Facile fabrication of highly efficient modified ZnO photocatalyst with enhanced photocatalytic, antibacterial and anticancer activity†
Abstract
The degradation of organic pollutants in the aqueous medium using semiconductor photocatalysts has become an attractive method for detoxification of water. ZnO is an efficient photocatalyst with few disadvantages such as: (i) the wide band gap (3.37 eV); and (ii) the fast recombination rate of photogenerated electron–hole pairs which limit the photodegradation efficiency of bare ZnO photocatalyst. Herein, we report a strategy for the suppression of electron–hole pair recombination rate, extention the absorption edge in the visible region and enhancement of photocatalytic efficiency by introducing rare earth metal as a dopant.
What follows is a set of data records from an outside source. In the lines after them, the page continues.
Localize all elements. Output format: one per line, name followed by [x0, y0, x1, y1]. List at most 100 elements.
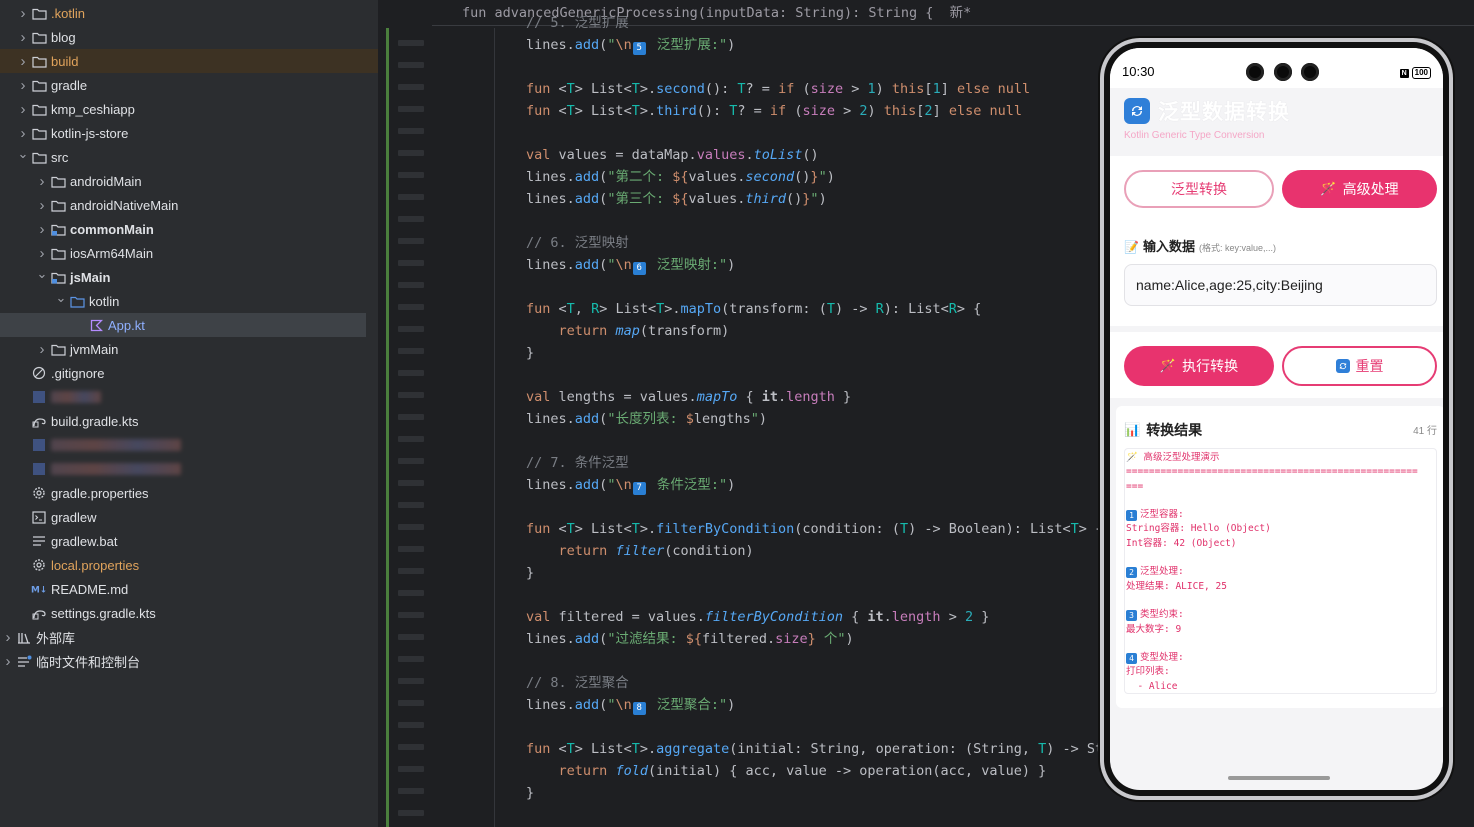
code-line[interactable]: fun <T> List<T>.aggregate(initial: Strin… — [526, 738, 1111, 760]
chevron-down-icon[interactable]: ⌄ — [15, 146, 31, 162]
tree-item[interactable]: › 临时文件和控制台 — [0, 649, 378, 673]
input-label-row: 📝 输入数据 (格式: key:value,...) — [1124, 236, 1276, 255]
tree-item[interactable]: › kmp_ceshiapp — [0, 97, 378, 121]
code-line[interactable]: // 6. 泛型映射 — [526, 232, 629, 254]
code-line[interactable]: val filtered = values.filterByCondition … — [526, 606, 989, 628]
tree-item[interactable]: gradlew.bat — [0, 529, 378, 553]
code-line[interactable]: lines.add("\n 8 泛型聚合:") — [526, 694, 735, 716]
result-line: 4 变型处理: — [1126, 651, 1435, 665]
code-line[interactable]: // 5. 泛型扩展 — [526, 12, 629, 34]
code-line[interactable]: // 8. 泛型聚合 — [526, 672, 629, 694]
result-line — [1126, 494, 1435, 508]
tree-item[interactable]: › androidMain — [0, 169, 378, 193]
line-number — [398, 678, 424, 684]
tree-item-label: README.md — [51, 581, 129, 597]
chevron-right-icon[interactable]: › — [0, 629, 16, 646]
chevron-right-icon[interactable]: › — [0, 653, 16, 670]
tree-item[interactable] — [0, 457, 378, 481]
tree-item[interactable]: › androidNativeMain — [0, 193, 378, 217]
result-line: === — [1126, 480, 1144, 492]
chevron-right-icon[interactable]: › — [34, 221, 50, 238]
data-input-field[interactable]: name:Alice,age:25,city:Beijing — [1124, 264, 1437, 306]
tree-item[interactable]: ⌄ jsMain — [0, 265, 378, 289]
redacted-filename — [51, 463, 181, 475]
chevron-right-icon[interactable]: › — [15, 125, 31, 142]
folder-icon — [31, 78, 47, 92]
tree-item[interactable]: M↓ README.md — [0, 577, 378, 601]
code-line[interactable]: } — [526, 562, 534, 584]
markdown-file-icon: M↓ — [31, 582, 47, 596]
code-line[interactable]: } — [526, 342, 534, 364]
tree-item[interactable]: › blog — [0, 25, 378, 49]
code-line[interactable]: lines.add("\n 7 条件泛型:") — [526, 474, 735, 496]
run-conversion-button[interactable]: 🪄 执行转换 — [1124, 346, 1274, 386]
chevron-right-icon[interactable]: › — [34, 341, 50, 358]
code-line[interactable]: return fold(initial) { acc, value -> ope… — [526, 760, 1047, 782]
code-line[interactable]: } — [526, 782, 534, 804]
input-hint: (格式: key:value,...) — [1198, 243, 1276, 253]
home-indicator[interactable] — [1228, 776, 1330, 780]
code-line[interactable]: val values = dataMap.values.toList() — [526, 144, 819, 166]
code-line[interactable]: return map(transform) — [526, 320, 730, 342]
chevron-right-icon[interactable]: › — [15, 77, 31, 94]
code-line[interactable]: lines.add("过滤结果: ${filtered.size} 个") — [526, 628, 854, 650]
chevron-right-icon[interactable]: › — [15, 53, 31, 70]
code-line[interactable]: lines.add("第二个: ${values.second()}") — [526, 166, 835, 188]
chevron-right-icon[interactable]: › — [15, 101, 31, 118]
tree-item[interactable]: › iosArm64Main — [0, 241, 378, 265]
code-line[interactable]: fun <T, R> List<T>.mapTo(transform: (T) … — [526, 298, 981, 320]
tree-item[interactable] — [0, 433, 378, 457]
code-line[interactable]: fun <T> List<T>.filterByCondition(condit… — [526, 518, 1103, 540]
reset-button[interactable]: 重置 — [1282, 346, 1437, 386]
tree-item[interactable]: › 外部库 — [0, 625, 378, 649]
chevron-right-icon[interactable]: › — [15, 5, 31, 22]
tree-item[interactable] — [0, 385, 378, 409]
line-number — [398, 62, 424, 68]
tree-item-label: kmp_ceshiapp — [51, 101, 135, 117]
result-output[interactable]: 🪄 高级泛型处理演示 ==============================… — [1124, 448, 1437, 694]
tree-item[interactable]: › gradle — [0, 73, 378, 97]
chevron-right-icon[interactable]: › — [34, 197, 50, 214]
chevron-right-icon[interactable]: › — [34, 173, 50, 190]
chevron-right-icon[interactable]: › — [15, 29, 31, 46]
tab-advanced-processing[interactable]: 🪄 高级处理 — [1282, 170, 1437, 208]
tab-generic-conversion[interactable]: 泛型转换 — [1124, 170, 1274, 208]
line-number — [398, 634, 424, 640]
tree-item-label: androidMain — [70, 173, 142, 189]
project-tree[interactable]: › .kotlin › blog › build › gradle › kmp_ceshiapp ›… — [0, 0, 378, 827]
tree-item[interactable]: settings.gradle.kts — [0, 601, 378, 625]
code-line[interactable]: val lengths = values.mapTo { it.length } — [526, 386, 851, 408]
tree-item[interactable]: gradle.properties — [0, 481, 378, 505]
result-line: 3 类型约束: — [1126, 608, 1435, 622]
code-line[interactable]: lines.add("第三个: ${values.third()}") — [526, 188, 827, 210]
tree-item[interactable]: .gitignore — [0, 361, 378, 385]
tree-item[interactable]: ⌄ src — [0, 145, 378, 169]
vcs-change-marker — [386, 28, 389, 827]
code-line[interactable]: return filter(condition) — [526, 540, 754, 562]
tree-item[interactable]: App.kt — [0, 313, 366, 337]
code-line[interactable]: // 7. 条件泛型 — [526, 452, 629, 474]
chevron-right-icon[interactable]: › — [34, 245, 50, 262]
tree-item[interactable]: › build — [0, 49, 378, 73]
redacted-filename — [51, 439, 181, 451]
chevron-down-icon[interactable]: ⌄ — [53, 290, 69, 306]
app-subtitle: Kotlin Generic Type Conversion — [1124, 130, 1265, 141]
tree-item[interactable]: › .kotlin — [0, 1, 378, 25]
chevron-down-icon[interactable]: ⌄ — [34, 266, 50, 282]
tree-item[interactable]: › commonMain — [0, 217, 378, 241]
tree-item[interactable]: build.gradle.kts — [0, 409, 378, 433]
line-number — [398, 524, 424, 530]
code-line[interactable]: lines.add("长度列表: $lengths") — [526, 408, 767, 430]
tree-item[interactable]: local.properties — [0, 553, 378, 577]
tree-item[interactable]: gradlew — [0, 505, 378, 529]
result-line — [1126, 637, 1435, 651]
code-line[interactable]: lines.add("\n 5 泛型扩展:") — [526, 34, 735, 56]
tree-item[interactable]: › jvmMain — [0, 337, 378, 361]
code-line[interactable]: lines.add("\n 6 泛型映射:") — [526, 254, 735, 276]
notification-icon: N — [1399, 68, 1409, 78]
code-line[interactable]: fun <T> List<T>.third(): T? = if (size >… — [526, 100, 1022, 122]
magic-wand-icon: 🪄 — [1320, 181, 1337, 197]
code-line[interactable]: fun <T> List<T>.second(): T? = if (size … — [526, 78, 1030, 100]
tree-item[interactable]: ⌄ kotlin — [0, 289, 378, 313]
tree-item[interactable]: › kotlin-js-store — [0, 121, 378, 145]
We present the fabrication of pure and Er/Nd doped ZnO semiconductor photocatalysts with hexagonal wurtzite structure using sol gel method. The prepared photocatalysts were characterized by standard analytical techniques, such as XRD, SEM-EDS, TEM, FTIR, XPS, BET, TGA, DTA, DSC, PL, DRS and UV-vis spectroscopy. The photocatalytic activity of pure and doped ZnO nanoparticles (NPs) was investigated by studying the degradation of two different organic dyes as a function of irradiation time. The results indicate that the photocatalytic activity of doped ZnO was found to be higher than bare ZnO for degradation of dyes. This may be attributed predominantly due to decrease in the recombination rate by the efficient charge separation of photoinduced electron–hole pair as inferred from PL studies. The results also indicate that parameters such as amount of photocatalyst dose, initial pH and different quenchers play a significant role for degradation of model dyes. The synthesized photocatalyst was recycled four times for degradation of dye with very little decrease in efficiency. Interestingly, comparative in vitro antibacterial and anticancer potential of the pure and Er/Nd doped ZnO NPs were also investigated against human pathogenic bacterial strains and various human cancer cell lines. The result of our study clearly revealed that Nd doped ZnO NPs showed better antibacterial as well as anticancer efficacy as compared to pure and Er doped ZnO NPs.